Pénurie de main-d’œuvre

La recette japonaise

Alors que les pénuries de main-d’œuvre se généralisent dans les économies modernes, retarder l’âge de la retraite pourrait être une solution aux problèmes des employeurs et à ceux des régimes de retraite publics. Le Japon a une longueur d’avance en cette matière.

Il ne sera bientôt plus possible de travailler de moins en moins longtemps et d’être à la retraite pour une durée qui s’allonge en raison de l’accroissement de l’espérance de vie, prévient l’OCDE dans une analyse récente de l’état des régimes de retraite publics des pays avancés.

L’OCDE souligne que si les régimes publics sortent relativement indemnes de la pandémie, leur viabilité financière est de plus en plus menacée parce que les États sont plus endettés que jamais et que le vieillissement de la population s’accentue.

Dans plusieurs pays, des décisions difficiles devront être prises, répète l’OCDE. Il faudra soit augmenter les cotisations, soit relever l’âge de la retraite, soit diminuer les pensions. C’est le genre de décisions qui soulève généralement beaucoup de controverse et prend du temps à implanter, sauf dans les rares pays qui ont un mécanisme d’ajustement automatique des régimes de retraite.

L’âge légal de la retraite est en moyenne de 65 ans.

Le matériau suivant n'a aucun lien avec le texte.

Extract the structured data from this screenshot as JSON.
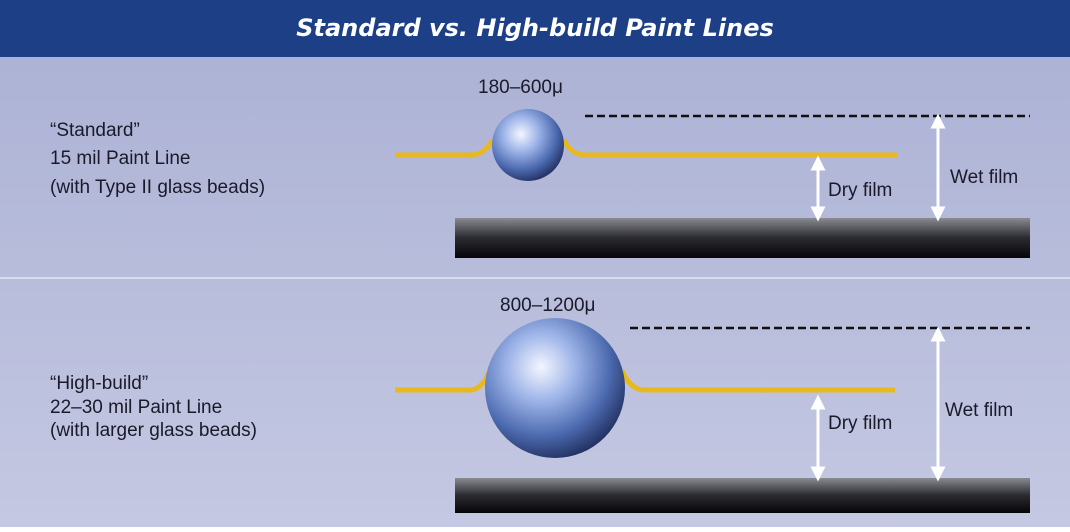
{
  "header": {
    "title": "Standard vs. High-build Paint Lines"
  },
  "panels": [
    {
      "label": [
        "“Standard”",
        "15 mil Paint Line",
        "(with Type II glass beads)"
      ],
      "bead_size": "180–600μ",
      "dry_film": "Dry film",
      "wet_film": "Wet film"
    },
    {
      "label": [
        "“High-build”",
        "22–30 mil Paint Line",
        "(with larger glass beads)"
      ],
      "bead_size": "800–1200μ",
      "dry_film": "Dry film",
      "wet_film": "Wet film"
    }
  ]
}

Il varie cependant d’un minimum de 57 ans en Indonésie à un maximum de 67 ans en Grèce. Mais l’âge légal ne reflète pas la réalité dans la plupart des pays.

La décision de prendre ou non sa retraite dépend de plusieurs facteurs, dont le principal est la possibilité de toucher des prestations suffisantes pour subvenir à ses besoins.

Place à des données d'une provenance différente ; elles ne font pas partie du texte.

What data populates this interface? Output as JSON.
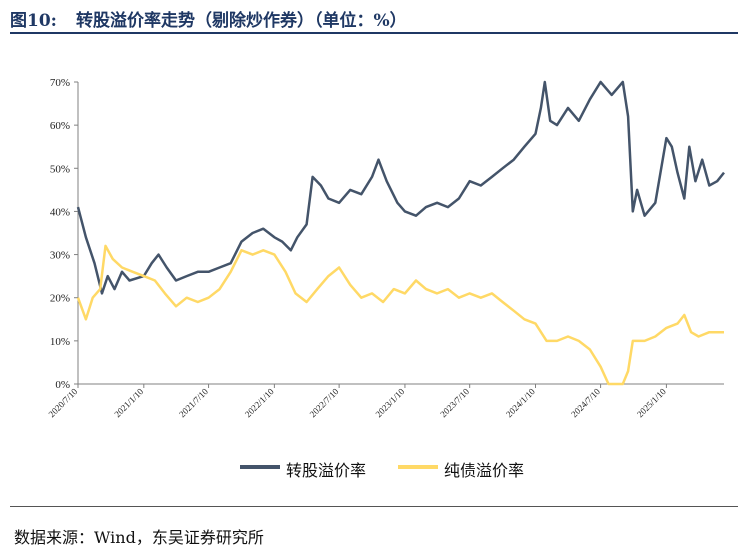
{
  "header": {
    "figure_label": "图10:",
    "title": "转股溢价率走势（剔除炒作券）（单位：%）"
  },
  "source": "数据来源：Wind，东吴证券研究所",
  "chart_data": {
    "type": "line",
    "xlabel": "",
    "ylabel": "",
    "ylim": [
      0,
      70
    ],
    "yticks": [
      "0%",
      "10%",
      "20%",
      "30%",
      "40%",
      "50%",
      "60%",
      "70%"
    ],
    "x_ticks": [
      "2020/7/10",
      "2021/1/10",
      "2021/7/10",
      "2022/1/10",
      "2022/7/10",
      "2023/1/10",
      "2023/7/10",
      "2024/1/10",
      "2024/7/10",
      "2025/1/10"
    ],
    "x_range": [
      "2020/7/10",
      "2025/6/20"
    ],
    "grid": false,
    "legend_position": "bottom",
    "series": [
      {
        "name": "转股溢价率",
        "color": "#44546a",
        "points": [
          [
            "2020/7/10",
            41
          ],
          [
            "2020/8/1",
            34
          ],
          [
            "2020/8/25",
            28
          ],
          [
            "2020/9/15",
            21
          ],
          [
            "2020/10/1",
            25
          ],
          [
            "2020/10/20",
            22
          ],
          [
            "2020/11/10",
            26
          ],
          [
            "2020/12/1",
            24
          ],
          [
            "2021/1/10",
            25
          ],
          [
            "2021/2/1",
            28
          ],
          [
            "2021/2/20",
            30
          ],
          [
            "2021/3/15",
            27
          ],
          [
            "2021/4/10",
            24
          ],
          [
            "2021/5/10",
            25
          ],
          [
            "2021/6/10",
            26
          ],
          [
            "2021/7/10",
            26
          ],
          [
            "2021/8/10",
            27
          ],
          [
            "2021/9/10",
            28
          ],
          [
            "2021/10/10",
            33
          ],
          [
            "2021/11/10",
            35
          ],
          [
            "2021/12/10",
            36
          ],
          [
            "2022/1/10",
            34
          ],
          [
            "2022/2/1",
            33
          ],
          [
            "2022/2/25",
            31
          ],
          [
            "2022/3/15",
            34
          ],
          [
            "2022/4/10",
            37
          ],
          [
            "2022/4/27",
            48
          ],
          [
            "2022/5/20",
            46
          ],
          [
            "2022/6/10",
            43
          ],
          [
            "2022/7/10",
            42
          ],
          [
            "2022/8/10",
            45
          ],
          [
            "2022/9/10",
            44
          ],
          [
            "2022/10/10",
            48
          ],
          [
            "2022/10/28",
            52
          ],
          [
            "2022/11/20",
            47
          ],
          [
            "2022/12/20",
            42
          ],
          [
            "2023/1/10",
            40
          ],
          [
            "2023/2/10",
            39
          ],
          [
            "2023/3/10",
            41
          ],
          [
            "2023/4/10",
            42
          ],
          [
            "2023/5/10",
            41
          ],
          [
            "2023/6/10",
            43
          ],
          [
            "2023/7/10",
            47
          ],
          [
            "2023/8/10",
            46
          ],
          [
            "2023/9/10",
            48
          ],
          [
            "2023/10/10",
            50
          ],
          [
            "2023/11/10",
            52
          ],
          [
            "2023/12/10",
            55
          ],
          [
            "2024/1/10",
            58
          ],
          [
            "2024/1/25",
            64
          ],
          [
            "2024/2/5",
            70
          ],
          [
            "2024/2/20",
            61
          ],
          [
            "2024/3/10",
            60
          ],
          [
            "2024/4/10",
            64
          ],
          [
            "2024/5/10",
            61
          ],
          [
            "2024/6/10",
            66
          ],
          [
            "2024/7/10",
            70
          ],
          [
            "2024/8/10",
            67
          ],
          [
            "2024/9/10",
            70
          ],
          [
            "2024/9/25",
            62
          ],
          [
            "2024/10/8",
            40
          ],
          [
            "2024/10/20",
            45
          ],
          [
            "2024/11/10",
            39
          ],
          [
            "2024/12/10",
            42
          ],
          [
            "2025/1/10",
            57
          ],
          [
            "2025/1/25",
            55
          ],
          [
            "2025/2/10",
            49
          ],
          [
            "2025/3/1",
            43
          ],
          [
            "2025/3/15",
            55
          ],
          [
            "2025/4/1",
            47
          ],
          [
            "2025/4/20",
            52
          ],
          [
            "2025/5/10",
            46
          ],
          [
            "2025/6/1",
            47
          ],
          [
            "2025/6/20",
            49
          ]
        ]
      },
      {
        "name": "纯债溢价率",
        "color": "#ffd966",
        "points": [
          [
            "2020/7/10",
            20
          ],
          [
            "2020/8/1",
            15
          ],
          [
            "2020/8/20",
            20
          ],
          [
            "2020/9/10",
            22
          ],
          [
            "2020/9/25",
            32
          ],
          [
            "2020/10/15",
            29
          ],
          [
            "2020/11/10",
            27
          ],
          [
            "2020/12/10",
            26
          ],
          [
            "2021/1/10",
            25
          ],
          [
            "2021/2/10",
            24
          ],
          [
            "2021/3/10",
            21
          ],
          [
            "2021/4/10",
            18
          ],
          [
            "2021/5/10",
            20
          ],
          [
            "2021/6/10",
            19
          ],
          [
            "2021/7/10",
            20
          ],
          [
            "2021/8/10",
            22
          ],
          [
            "2021/9/10",
            26
          ],
          [
            "2021/10/10",
            31
          ],
          [
            "2021/11/10",
            30
          ],
          [
            "2021/12/10",
            31
          ],
          [
            "2022/1/10",
            30
          ],
          [
            "2022/2/10",
            26
          ],
          [
            "2022/3/10",
            21
          ],
          [
            "2022/4/10",
            19
          ],
          [
            "2022/5/10",
            22
          ],
          [
            "2022/6/10",
            25
          ],
          [
            "2022/7/10",
            27
          ],
          [
            "2022/8/10",
            23
          ],
          [
            "2022/9/10",
            20
          ],
          [
            "2022/10/10",
            21
          ],
          [
            "2022/11/10",
            19
          ],
          [
            "2022/12/10",
            22
          ],
          [
            "2023/1/10",
            21
          ],
          [
            "2023/2/10",
            24
          ],
          [
            "2023/3/10",
            22
          ],
          [
            "2023/4/10",
            21
          ],
          [
            "2023/5/10",
            22
          ],
          [
            "2023/6/10",
            20
          ],
          [
            "2023/7/10",
            21
          ],
          [
            "2023/8/10",
            20
          ],
          [
            "2023/9/10",
            21
          ],
          [
            "2023/10/10",
            19
          ],
          [
            "2023/11/10",
            17
          ],
          [
            "2023/12/10",
            15
          ],
          [
            "2024/1/10",
            14
          ],
          [
            "2024/2/10",
            10
          ],
          [
            "2024/3/10",
            10
          ],
          [
            "2024/4/10",
            11
          ],
          [
            "2024/5/10",
            10
          ],
          [
            "2024/6/10",
            8
          ],
          [
            "2024/7/10",
            4
          ],
          [
            "2024/8/1",
            0
          ],
          [
            "2024/9/10",
            0
          ],
          [
            "2024/9/25",
            3
          ],
          [
            "2024/10/8",
            10
          ],
          [
            "2024/11/10",
            10
          ],
          [
            "2024/12/10",
            11
          ],
          [
            "2025/1/10",
            13
          ],
          [
            "2025/2/10",
            14
          ],
          [
            "2025/3/1",
            16
          ],
          [
            "2025/3/20",
            12
          ],
          [
            "2025/4/10",
            11
          ],
          [
            "2025/5/10",
            12
          ],
          [
            "2025/6/20",
            12
          ]
        ]
      }
    ]
  }
}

Selon une comparaison des régimes publics de 43 pays réalisée par la firme Mercer, les meilleurs régimes se trouvent au Danemark, aux Pays-Bas et en Islande.

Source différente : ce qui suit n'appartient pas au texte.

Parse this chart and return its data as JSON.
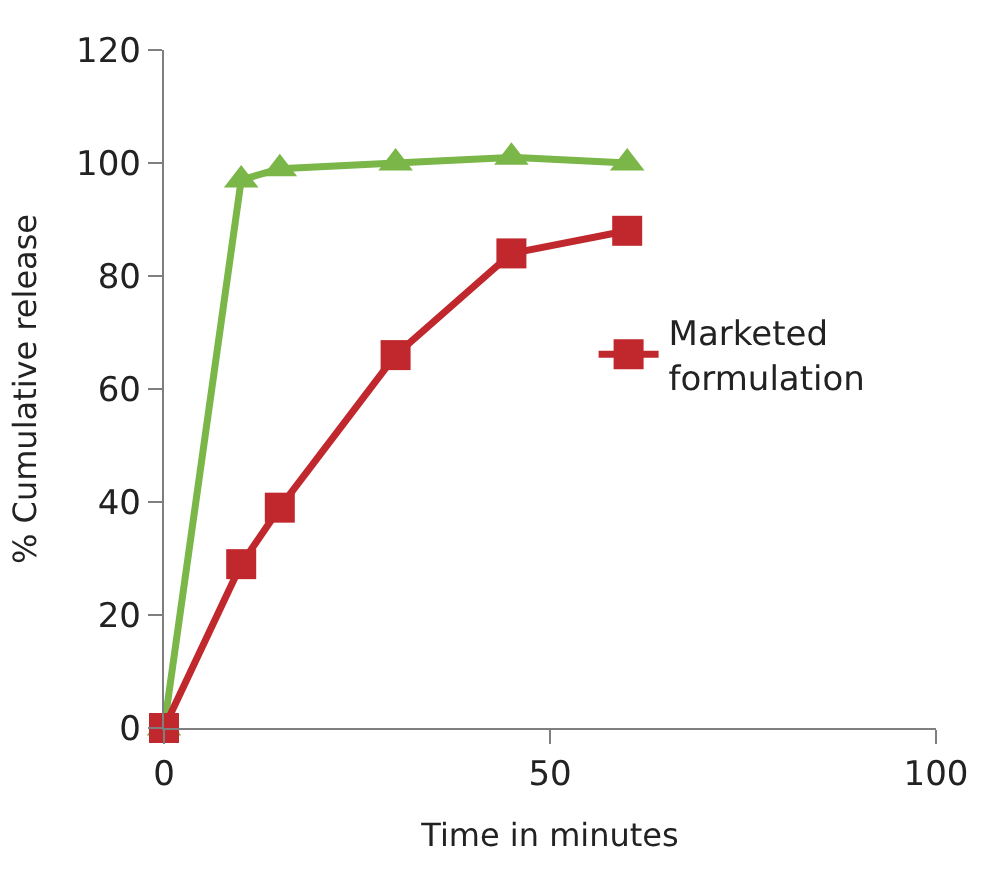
{
  "chart_data": {
    "type": "line",
    "xlabel": "Time in minutes",
    "ylabel": "% Cumulative release",
    "x": [
      0,
      10,
      15,
      30,
      45,
      60
    ],
    "series": [
      {
        "color": "#7ab648",
        "marker": "triangle",
        "values": [
          0,
          97,
          99,
          100,
          101,
          100
        ]
      },
      {
        "name": "Marketed formulation",
        "color": "#c0282d",
        "marker": "square",
        "values": [
          0,
          29,
          39,
          66,
          84,
          88
        ]
      }
    ],
    "xlim": [
      0,
      100
    ],
    "xticks": [
      0,
      50,
      100
    ],
    "ylim": [
      0,
      120
    ],
    "yticks": [
      0,
      20,
      40,
      60,
      80,
      100,
      120
    ],
    "legend": "right",
    "line_style": "solid"
  }
}
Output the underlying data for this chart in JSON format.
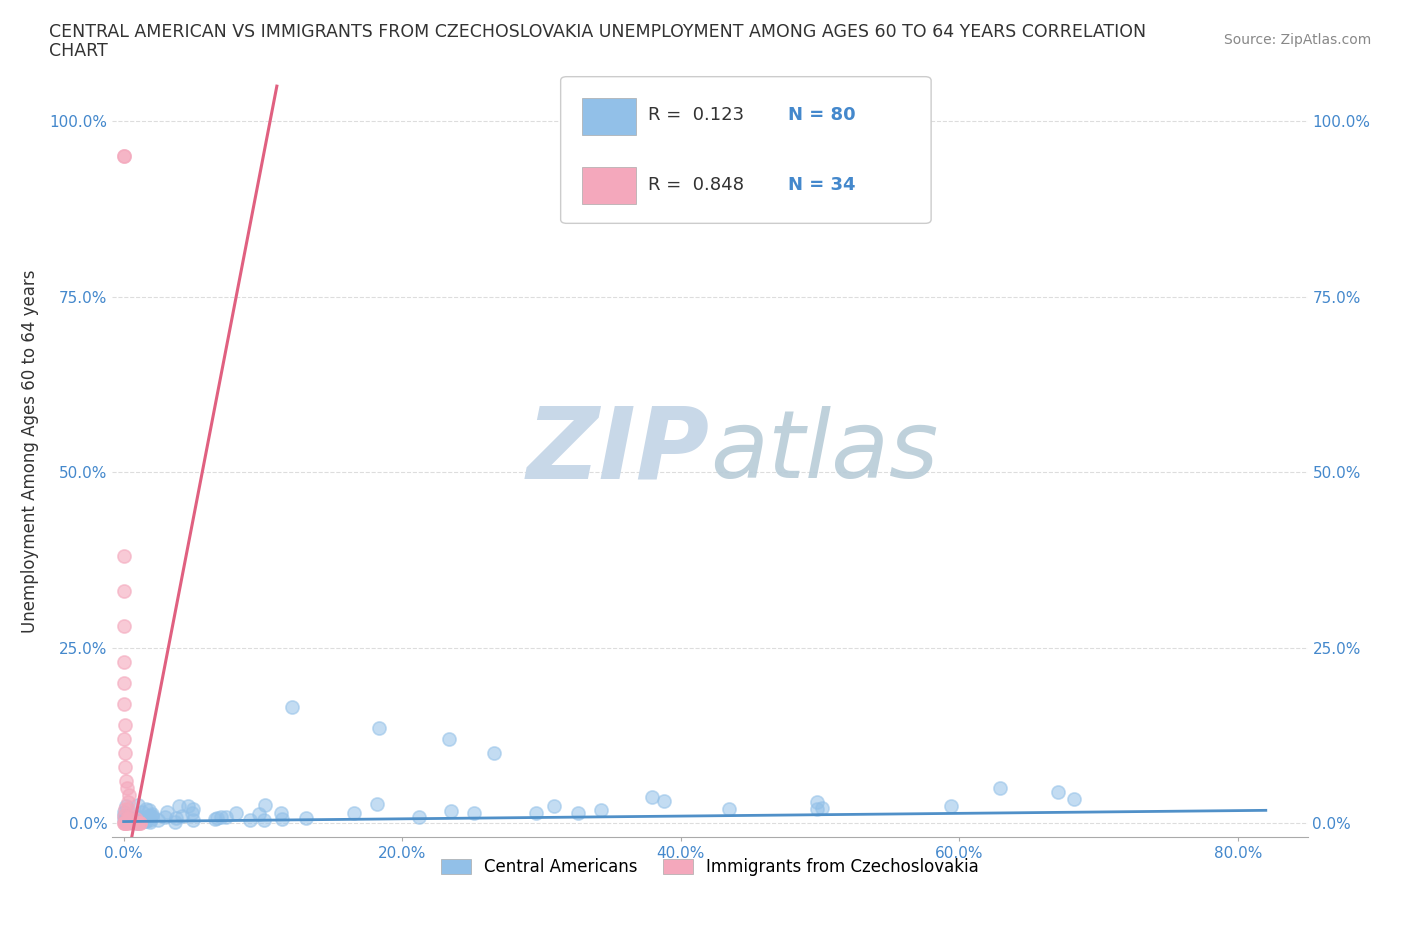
{
  "title_line1": "CENTRAL AMERICAN VS IMMIGRANTS FROM CZECHOSLOVAKIA UNEMPLOYMENT AMONG AGES 60 TO 64 YEARS CORRELATION",
  "title_line2": "CHART",
  "source": "Source: ZipAtlas.com",
  "ylabel": "Unemployment Among Ages 60 to 64 years",
  "xlim": [
    -0.008,
    0.85
  ],
  "ylim": [
    -0.02,
    1.08
  ],
  "xticks": [
    0.0,
    0.2,
    0.4,
    0.6,
    0.8
  ],
  "yticks": [
    0.0,
    0.25,
    0.5,
    0.75,
    1.0
  ],
  "xtick_labels": [
    "0.0%",
    "20.0%",
    "40.0%",
    "60.0%",
    "80.0%"
  ],
  "ytick_labels": [
    "0.0%",
    "25.0%",
    "50.0%",
    "75.0%",
    "100.0%"
  ],
  "series1_color": "#92c0e8",
  "series2_color": "#f4a8bc",
  "series1_line_color": "#5090c8",
  "series2_line_color": "#e06080",
  "series1_label": "Central Americans",
  "series2_label": "Immigrants from Czechoslovakia",
  "series1_R": 0.123,
  "series1_N": 80,
  "series2_R": 0.848,
  "series2_N": 34,
  "tick_color": "#4488cc",
  "watermark_zip_color": "#c8d8e8",
  "watermark_atlas_color": "#b8ccd8",
  "background_color": "#ffffff",
  "grid_color": "#dddddd",
  "legend_edge_color": "#cccccc",
  "text_color": "#333333",
  "source_color": "#888888"
}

Trois critères d’évaluation

Mercer a évalué les régimes selon trois critères : leur adéquation avec le revenu qu’ils remplacent, la viabilité et la qualité de leur gouvernance. Le Canada se classe dans le tiers supérieur de l’échelle, derrière les meilleurs, mais devant la France et les États-Unis.

La France n’a pas le meilleur régime de retraite au monde, mais c’est dans ce pays que la retraite dure le plus longtemps. La durée moyenne de la retraite en France est de 27 ans pour une femme et de 23 ans pour un homme, ce qui est cinq ans de plus que la moyenne des pays de l’OCDE.

À l’inverse, au Japon, la retraite peut être très courte. L’âge officiel de la retraite a beau être de 65 ans, nombre de Japonais restent au travail jusqu’à 75 et même davantage.

Les entreprises japonaises ont leurs propres règles en matière de retraite, et certaines les ont même abolies pour pouvoir embaucher des octogénaires. Les conditions de travail sont adaptées aux besoins particuliers de cette main-d’œuvre, avec des semaines de travail plus courtes et des horaires allégés.

Ça fait à la fois l’affaire des entreprises, qui composent depuis longtemps avec l’impact du vieillissement de la population sur la main-d’œuvre disponible, et des travailleurs qui sont incapables de vivre décemment avec leurs prestations de retraite, surtout dans les villes comme Tokyo, où la vie est chère.

Les défis que pose le vieillissement de la population au Japon depuis longtemps sont maintenant devenus ceux de tout le monde industrialisé, qui peut s’en inspirer pour atténuer l’impact des pénuries de main-d’œuvre.

Il ne s’agit pas de garder tout le monde au travail plus longtemps de gré ou de force, mais d’encourager l’allongement du temps de travail pour ceux qui le souhaitent pour toutes sortes de raisons : parce qu’ils aiment leur travail, parce qu’ils s’ennuient ou parce qu’ils ont besoin d’argent.

Encore faut-il qu’il y soit plus payant de travailler que d’être à la retraite, ce qui n’est pas toujours le cas. Au Québec, par exemple, où le problème de rareté de la main-d’œuvre est le plus aigu, il n’est pas intéressant de continuer à travailler après 60 ans, selon un calcul du Conseil du patronat du Québec (CPQ).

Le CPQ estime qu’avec la fiscalité et la réglementation, il est possible d’intéresser plus de retraités potentiels à continuer de travailler. On peut aussi suggérer que les entreprises y mettent du leur en adaptant les conditions de travail pour attirer la main-d’œuvre plus âgée.

Ça vaut peut-être la peine d’essayer la recette des Japonais, avant d’être devant un mur.